This Moon-marketing mission isn’t as bad as it seems. Sort of.
Image: Lunar Dream
Well, it’s finally happening. Forty-five years after Neil Armstrong and Buzz Aldrin landed at the Sea of Tranquility, the Moon is about to become an ad space. The Japanese drink company Otsuka is planning to send a 2.2-pound titanium can filled with “powdered sports drink and children’s dreams” to the Moon, where it will sit for the ages as off-world marketing.
This Moon-marketing mission isn’t as bad as it seems. Sort of. Landing a can on the lunar surface isn’t the primary goal of a mission. It’s part of a sponsorship deal with the Pittsburgh-based aerospace company Astrobiotic Technology.
Astrobiotic is competing for the Google Lunar X prize, a $20-million boon that will go to the first company to land a payload on the lunar surface that can travel at least 1,640 feet and also transmit high-definition images back to Earth. To build a spacecraft like that and buy a spot on a launch vehicle, Astrobiotic needs sponsors, and that’s where Otsuka comes in.
Otsuka is providing Astrobiotic with funding in the vicinity of half a million dollars in exchange for a very specific delivery: the can filled with a powdered version of its popular Pocari Sweat sports drink. The “children’s wishes” come in the form of letters sent to the company, which were etched on silver disks and transported with the can. Otsuka says it hopes the can on the Moon will be like a prize for children, that they’ll all want to be astronauts and be the first to crack open the can of Moon-drink.
This isn’t the first time the Moon has (or will be, in this case) used in advertising. We see marketing using astronaut and lunar imagery pretty often. There’s the Goodyear tire commercial that uses footage of Apollo 16 astronauts driving the lunar rover, the Bridgestone commercial showing astronauts offroading on the Moon, and the Axe “Nothing Beats an Astronaut” ads. There’s even a company interested in “shadow shaping” the surface of the Moon, moving the regolith around such that at certain times of the lunar day, a giant advertisement can be seen from Earth.
But using the Moon as a place to essentially leave trash for the sake of advertising is something different, especially since this isn’t going to be a megacan than we will see from Earth.
Image: Lunar Dream
Of course, there is a fair bit of trash already on the Moon. In addition to the dead spacecraft, lunar module descent stags, and crashed rocket stages, there’s a lot of junk up there. Weight was a constant issue on Apollo missions, and when astronauts left the lunar surface with Moon rocks in tow, they had to get rid of material that they didn’t need for the return trip home.
Neil Armstrong’s boots are still up there, as are a fair few fecal containment bags and bags of garbage that the crew couldn’t bring home.
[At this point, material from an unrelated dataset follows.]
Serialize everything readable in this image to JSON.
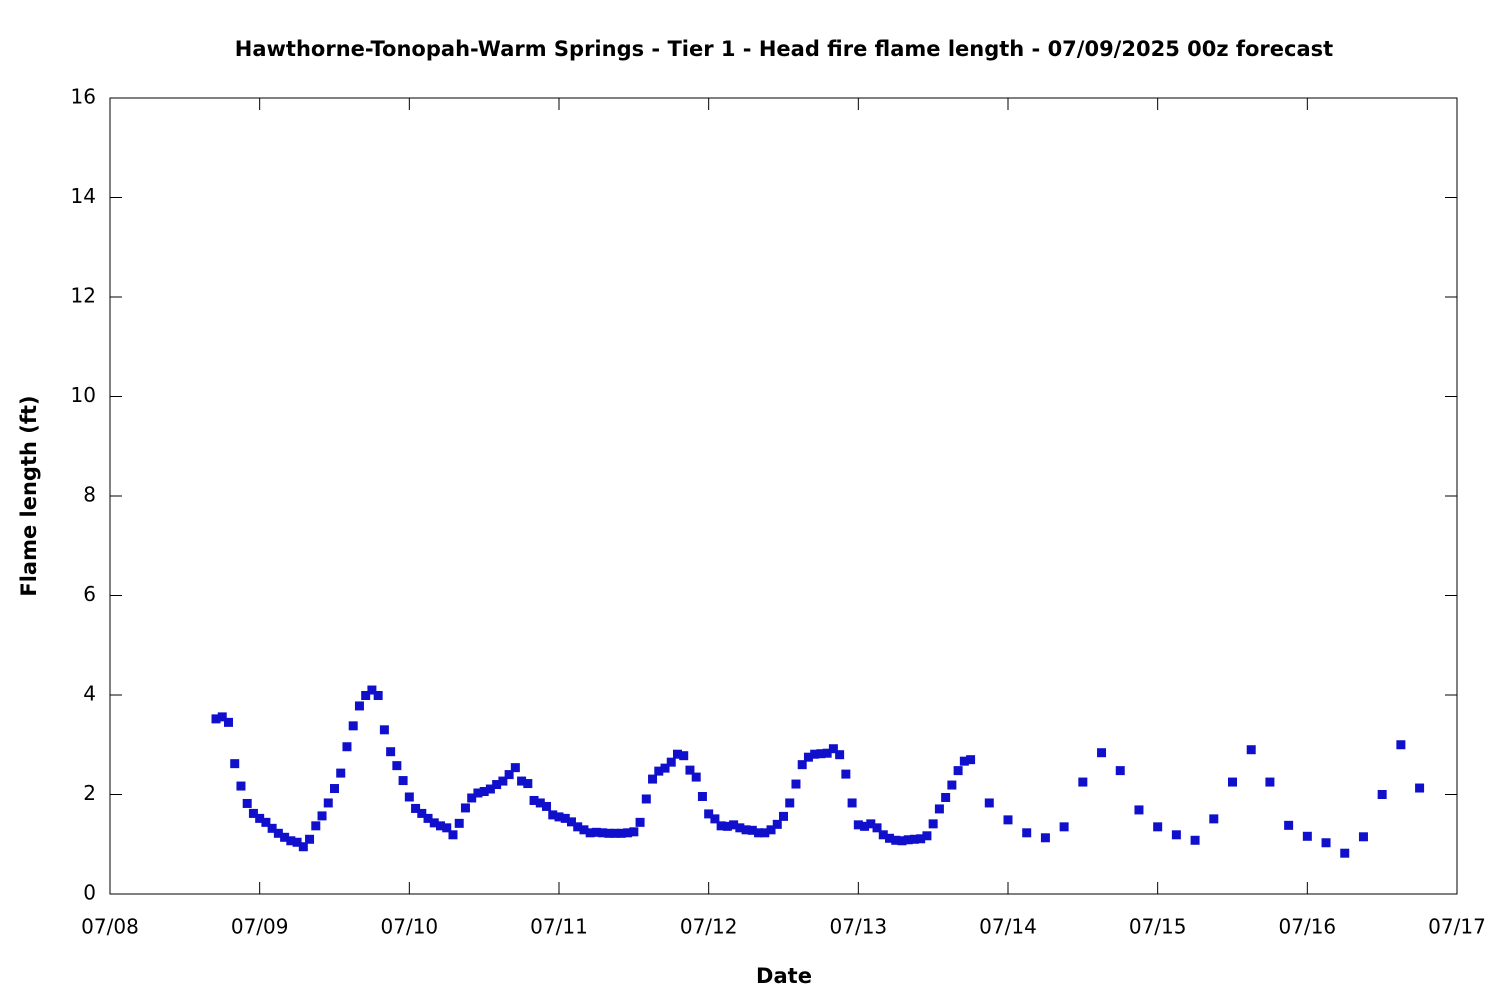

There are also mementos like C. C. William’s astronaut wings and a photograph of Charlie Duke’s family.
The difference between the debris left at the Apollo landing site and sending a can of powdered sports drink to the Moon is that the former is a part of our human history and the latter is a stunt. And in recent years, steps have been taken to preserve the junk at the Apollo landing sites. The Apollo Lunar Landing Legacy Act seeks to preserve the Apollo sites just as they are for future generations. Preserving these sites will serve to preserve the public’s understanding of just how the Apollo missions worked, and what man’s first steps off the Earth really looked like.
The other sticking point for using the Moon as an ad space is rooted in the Moon Agreement, which was adopted by the General Assembly in 1979. Building off the Outer Space Treaty, the Moon Agreement stipulates that all bodies be used for peaceful purposes, that their environments be left undisrupted, and that their environments and resources belong jointly to all mankind.
Whether a can of powdered sports drink violates the Moon Agreement is sort of unclear, though it does seem like a questionable use of the Moon’s landscape. The Astrobiotic mission isn't slated to launch until 2015, so we’ll have to wait and see what cargo it does carry up to and leave on the lunar surface.